[Biojava-l] BufferedReader and FastaFormat
Thomas Down
td2@sanger.ac.uk
Mon, 4 Mar 2002 23:54:58 +0000
On Tue, Mar 05, 2002 at 10:07:11AM +1300, Schreiber, Mark wrote:
>
> java.io.IOException: Mark invalid
> at java.io.BufferedReader.reset(BufferedReader.java:467)
> at
> org.biojava.bio.seq.io.FastaFormat.readSequenceData(FastaFormat.java:164
> )
> at
> org.biojava.bio.seq.io.FastaFormat.readSequence(FastaFormat.java:121)
> at
> org.biojava.bio.seq.io.StreamReader.nextSequence(StreamReader.java:100)

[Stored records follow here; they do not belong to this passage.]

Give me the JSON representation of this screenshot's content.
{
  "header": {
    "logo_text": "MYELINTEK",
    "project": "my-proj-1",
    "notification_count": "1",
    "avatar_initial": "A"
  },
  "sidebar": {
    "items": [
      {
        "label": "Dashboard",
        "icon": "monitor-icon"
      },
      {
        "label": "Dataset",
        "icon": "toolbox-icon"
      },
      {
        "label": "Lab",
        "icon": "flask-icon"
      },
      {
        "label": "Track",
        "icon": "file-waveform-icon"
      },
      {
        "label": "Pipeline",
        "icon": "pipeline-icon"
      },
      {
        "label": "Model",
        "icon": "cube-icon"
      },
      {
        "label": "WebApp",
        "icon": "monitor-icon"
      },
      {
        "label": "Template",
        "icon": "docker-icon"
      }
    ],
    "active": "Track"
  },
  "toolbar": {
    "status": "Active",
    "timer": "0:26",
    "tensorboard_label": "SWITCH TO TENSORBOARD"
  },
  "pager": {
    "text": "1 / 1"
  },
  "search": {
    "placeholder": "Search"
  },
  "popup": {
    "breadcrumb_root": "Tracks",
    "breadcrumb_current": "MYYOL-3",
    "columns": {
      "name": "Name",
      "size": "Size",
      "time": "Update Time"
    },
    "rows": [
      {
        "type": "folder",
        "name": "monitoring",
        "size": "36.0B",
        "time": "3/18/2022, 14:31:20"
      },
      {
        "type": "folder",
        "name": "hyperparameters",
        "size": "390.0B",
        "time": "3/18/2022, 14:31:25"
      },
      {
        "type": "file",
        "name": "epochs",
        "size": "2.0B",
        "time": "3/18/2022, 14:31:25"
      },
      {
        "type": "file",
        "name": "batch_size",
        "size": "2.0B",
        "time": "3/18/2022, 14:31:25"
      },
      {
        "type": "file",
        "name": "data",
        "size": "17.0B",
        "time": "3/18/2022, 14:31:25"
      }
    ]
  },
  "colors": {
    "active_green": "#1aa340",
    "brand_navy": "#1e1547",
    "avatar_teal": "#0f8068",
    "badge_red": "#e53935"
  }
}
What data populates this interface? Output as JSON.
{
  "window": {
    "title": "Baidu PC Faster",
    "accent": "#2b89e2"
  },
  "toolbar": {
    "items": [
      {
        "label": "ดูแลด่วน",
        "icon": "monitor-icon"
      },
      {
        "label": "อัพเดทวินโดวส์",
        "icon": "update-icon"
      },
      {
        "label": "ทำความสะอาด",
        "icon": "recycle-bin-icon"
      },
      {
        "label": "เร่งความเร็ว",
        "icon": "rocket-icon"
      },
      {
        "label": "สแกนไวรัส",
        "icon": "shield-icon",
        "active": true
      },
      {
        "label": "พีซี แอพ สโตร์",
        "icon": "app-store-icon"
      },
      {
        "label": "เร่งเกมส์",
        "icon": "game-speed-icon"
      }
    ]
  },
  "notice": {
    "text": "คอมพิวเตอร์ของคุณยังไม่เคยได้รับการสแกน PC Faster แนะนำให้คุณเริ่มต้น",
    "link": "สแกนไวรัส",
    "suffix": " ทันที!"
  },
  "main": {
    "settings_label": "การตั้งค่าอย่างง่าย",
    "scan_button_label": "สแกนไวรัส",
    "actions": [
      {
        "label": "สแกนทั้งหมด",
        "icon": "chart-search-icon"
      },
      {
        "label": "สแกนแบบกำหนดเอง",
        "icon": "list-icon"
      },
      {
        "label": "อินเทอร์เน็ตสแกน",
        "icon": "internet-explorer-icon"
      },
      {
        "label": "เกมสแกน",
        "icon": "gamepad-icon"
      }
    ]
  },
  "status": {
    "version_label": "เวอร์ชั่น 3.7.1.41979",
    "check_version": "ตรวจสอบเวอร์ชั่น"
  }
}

> rethrown as org.biojava.bio.BioException: Could not read sequence
> at
> org.biojava.bio.seq.io.StreamReader.nextSequence(StreamReader.java:103)
I've heard a few problems with the mark/restore sytem
on BufferedReader. They can usually be fixed by setting
the mark-validity a bit further ahead than you're actually
planning to read.
I wonder if your file contains any DOS-type line endings
(\r\n). There was one case where someone was having trouble
with EMBL parsing, and fixed it by stripping these out.
Alternatively, you could just try changing:
r.mark(cache.length);
To:
r.mark(cache.length + 50); // fudge factor.
It's not a particularly satisfying solution until we understand
exactly where the marks are falling out of scope, but I bet
it will get your file parsing...
Thomas.